After nine months at sea a group of female adventurers have completed one of the toughest expeditions on the planet - rowing more than 9,200 miles across the Pacific Ocean.
The Coxless Crew set out on their journey from San Francisco in April, when they sailed under the Golden Gate Bridge and pointed Doris, their pink 29ft boat, towards Australia.
Shortly before 1am on Monday, after 257 days of enduring storms, enormous waves, sea sickness and the odd attack of flying fish, the four women nosed Doris's faded bow into the Marlin Marina at Cairns to be greeted by their proud families and friends.
There was jubilation as Laura Penhaul, Natalia Cohen, Emma Mitchell and Meg Dyos hugged each other before joining hands and taking their first unsteady steps onto solid ground for more than three months.
Sitting down for a well-earned beer in front of scores of people who cheered them ashore, the women were all grins as they described their expedition and arrival as "an overwhelming experience".
But there were conflicting emotions as they said goodbye to Doris, whose cramped cabins and salty deck have been their home for three quarters of a year.
Their final few days on the waves were spent negotiating the Great Barrier Reef and dodging dive-bombing boobie birds, and with conditions conspiring against them and supplies dwindling fast they had to dig deep to finish the last few miles.
Writing on their blog on Sunday they said: "It has been an exhausting and emotional few days as we make our approach to land.
"The last 8,500 nautical miles don't matter anymore, it is all about these last 20. It's fair to say that with physical exhaustion, sleep deprivation and a lack of savoury food we are being tested to our limits.
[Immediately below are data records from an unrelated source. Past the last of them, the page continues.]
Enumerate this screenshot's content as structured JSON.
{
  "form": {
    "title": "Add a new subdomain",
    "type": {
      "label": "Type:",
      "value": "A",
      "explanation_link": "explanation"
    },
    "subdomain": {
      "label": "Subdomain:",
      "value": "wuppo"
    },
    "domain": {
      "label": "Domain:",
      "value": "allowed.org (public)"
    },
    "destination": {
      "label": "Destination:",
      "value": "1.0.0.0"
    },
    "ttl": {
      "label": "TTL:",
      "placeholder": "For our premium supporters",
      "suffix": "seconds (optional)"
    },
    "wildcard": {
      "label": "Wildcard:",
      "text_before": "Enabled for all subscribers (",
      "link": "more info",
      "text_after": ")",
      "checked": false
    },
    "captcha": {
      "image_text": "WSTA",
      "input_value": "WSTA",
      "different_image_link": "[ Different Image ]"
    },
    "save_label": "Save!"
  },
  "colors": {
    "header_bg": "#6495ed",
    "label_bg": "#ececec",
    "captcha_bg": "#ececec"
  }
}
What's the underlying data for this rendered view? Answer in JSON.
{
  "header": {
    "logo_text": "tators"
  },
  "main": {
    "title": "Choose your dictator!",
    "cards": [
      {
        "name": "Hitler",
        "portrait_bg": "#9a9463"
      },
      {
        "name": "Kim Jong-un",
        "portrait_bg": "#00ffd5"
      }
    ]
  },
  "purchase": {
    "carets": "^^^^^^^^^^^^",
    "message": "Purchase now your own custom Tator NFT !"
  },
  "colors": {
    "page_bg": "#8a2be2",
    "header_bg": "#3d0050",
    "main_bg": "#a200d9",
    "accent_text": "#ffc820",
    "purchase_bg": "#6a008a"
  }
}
However this is where we draw on our spirit, row hard, row strong, row together."
Despite taking three months longer than planned the expedition has set two world records, the women becoming the first all-female team and the first team of four to row the Pacific.
The journey, split into three legs with resupply stops in Hawaii and Samoa, was completed in its entirety by three of the crew - Ms Penhaul, 31, Ms Cohen, 40, both from London, and Ms Mitchell, 30, from Marlow in Buckinghamshire.
Isabel Burnham, 31, from Saffron Walden near Cambridge, completed the crew for the first leg; Lizanne van Vuuren, 27, a South African who grew up in Newbury, took over for the second stage, while Meg Dyos, 25, from London, manned the oars for the final section.
The expedition got off to a bad start when water damage to Doris's battery charging system forced them back to California, costing 16 days.
Back on the ocean they rowed continuously as pairs in two-hour shifts, sleeping 90 minutes at a time. Each consumed 5,000 calories a day, devouring freeze-dried meals with a side of protein bars, chocolate, fruit or nuts, washed down with desalinated sea water.
The rowers had to contend with a battering from a tropical storm, waves the size of houses and the heart-stopping approach of a humpback whale that surfaced just yards away.
Drenched by rain and seawater they endured painful sores, but also faced temperatures so hot they cooked a pancake on the deck just from the sun's rays.
Setbacks from El Nino and a notorious stretch of ocean where the winds died away left them weeks behind schedule, and when they reached Samoa they were days from running out of food, but emails and the occasional call from home helped them through the dark times.
With their expedition - filmed for a documentary, Losing Sight Of Shore - now over, the Coxless Crew will concentrate on raising funds for the two charities they are supporting, Walking With The Wounded and Breast Cancer Care.